В коротком беспамятстве привиделось серебряное дерево, сронившее все листья, которые вдруг взвились с земли и снова его одели, засверкав прекрасней прежнего. Открыл глаза — и грёза обернулась склонённым архангелом.
— Привет, куратор. Что скажешь из того, о чём я сам не думаю?
— Я устрою так, что твои враги не пустят в ход пушки.
— А что с меня?
— Если сочтёшь возможным, перестань называть Царством Лжи Царство Свободы.
— А ты можешь ещё вернуть оттуда Тайфера?
— Я открою тебе храмовый портал, если решишься сам за ним пойти.
— Если за другим решусь, — всё равно откроешь?

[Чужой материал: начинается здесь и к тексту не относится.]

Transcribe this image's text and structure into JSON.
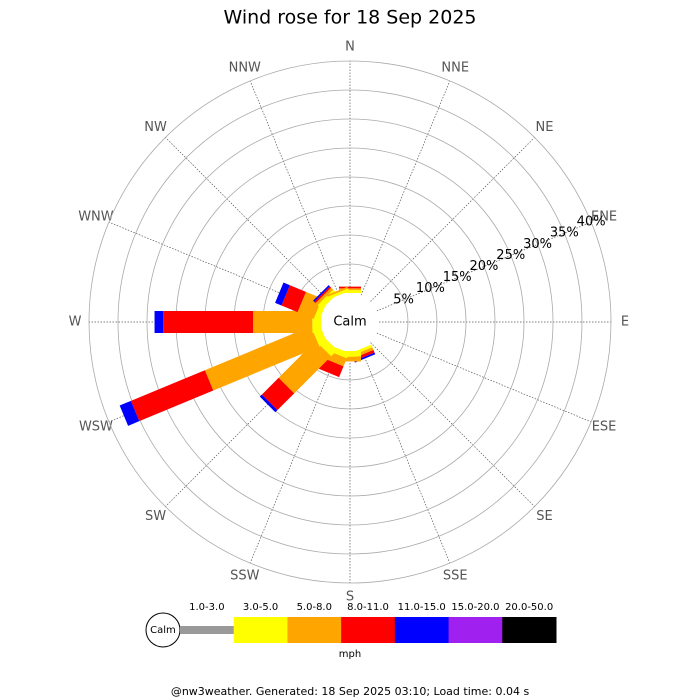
{
  "chart_data": {
    "type": "wind-rose",
    "title": "Wind rose for 18 Sep 2025",
    "categories": [
      "N",
      "NNE",
      "NE",
      "ENE",
      "E",
      "ESE",
      "SE",
      "SSE",
      "S",
      "SSW",
      "SW",
      "WSW",
      "W",
      "WNW",
      "NW",
      "NNW"
    ],
    "center_label": "Calm",
    "rlim": [
      0,
      40
    ],
    "rticks": [
      {
        "value": 5,
        "label": "5%"
      },
      {
        "value": 10,
        "label": "10%"
      },
      {
        "value": 15,
        "label": "15%"
      },
      {
        "value": 20,
        "label": "20%"
      },
      {
        "value": 25,
        "label": "25%"
      },
      {
        "value": 30,
        "label": "30%"
      },
      {
        "value": 35,
        "label": "35%"
      },
      {
        "value": 40,
        "label": "40%"
      }
    ],
    "series": [
      {
        "name": "1.0-3.0",
        "color": "#999999",
        "values": [
          0,
          0,
          0,
          0,
          0,
          0,
          0,
          0,
          0,
          0,
          0,
          0,
          0,
          0,
          0,
          0
        ]
      },
      {
        "name": "3.0-5.0",
        "color": "#ffff00",
        "values": [
          0.5,
          0,
          0,
          0,
          0,
          0,
          0,
          0.5,
          1,
          1,
          1.5,
          1.5,
          1.5,
          1,
          1,
          0.5
        ]
      },
      {
        "name": "5.0-8.0",
        "color": "#ffa500",
        "values": [
          0.3,
          0,
          0,
          0,
          0,
          0,
          0,
          0.5,
          0.8,
          1.5,
          9,
          19.8,
          10.2,
          3,
          0.5,
          0.3
        ]
      },
      {
        "name": "8.0-11.0",
        "color": "#ff0000",
        "values": [
          0.3,
          0,
          0,
          0,
          0,
          0,
          0,
          0.5,
          0,
          2,
          4.1,
          13.8,
          15.5,
          3,
          0.3,
          0
        ]
      },
      {
        "name": "11.0-15.0",
        "color": "#0000ff",
        "values": [
          0,
          0,
          0,
          0,
          0,
          0,
          0,
          0.3,
          0,
          0,
          0.5,
          2.1,
          1.5,
          1.2,
          0.3,
          0
        ]
      },
      {
        "name": "15.0-20.0",
        "color": "#a020f0",
        "values": [
          0,
          0,
          0,
          0,
          0,
          0,
          0,
          0,
          0,
          0,
          0,
          0,
          0,
          0,
          0,
          0
        ]
      },
      {
        "name": "20.0-50.0",
        "color": "#000000",
        "values": [
          0,
          0,
          0,
          0,
          0,
          0,
          0,
          0,
          0,
          0,
          0,
          0,
          0,
          0,
          0,
          0
        ]
      }
    ],
    "legend_unit": "mph",
    "footer": "@nw3weather. Generated: 18 Sep 2025 03:10; Load time: 0.04 s"
  }
}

— Многие обстоятельства ведут к тому, что скоро ты посетишь живых; ты имеешь на это причины и право.
— Ты говорил, что этот век для меня очень важен, что ко мне вернутся те, кого я могу любить, и, может быть, даже моя половина, но там — меня вспомнят, узнав самую злостную ложь. И я не должен этому мешать!? А если нет, то, думаешь: не стану!? А если стану, — вдруг да и получится! А если получится… — не будет ли это худшим моим деянием?…
— Мне тоже нравится такой порядок слов, но ты пообщался с живым и недавно умершим, и я плохо тебя понимаю. Скажу так: для Духа Правды ты — человек из людей. Он любит тебя, а ты верь Ему. Фредерик Тайфер пошёл на смерть не без злого умысла, а к живым вернулся в надежде повидать сестру и друга; забудь о нём: у него свои желания, у тебя — свои. Какое из них сейчас сильней других?
Жгучая сушь от ноздрей до сердца; нервы натянулись титевами…
— Пить…
— Страшней ли это всего тобой изведанного?
— … Нет…
— Почему же ты боишься?
— … Разве я достоин?…
— Решай сам, — архангел приоткрыл его ладонь, вложил в неё фляжку, выточенную из цельного алмаза, а наполненную чернотой, и удалился.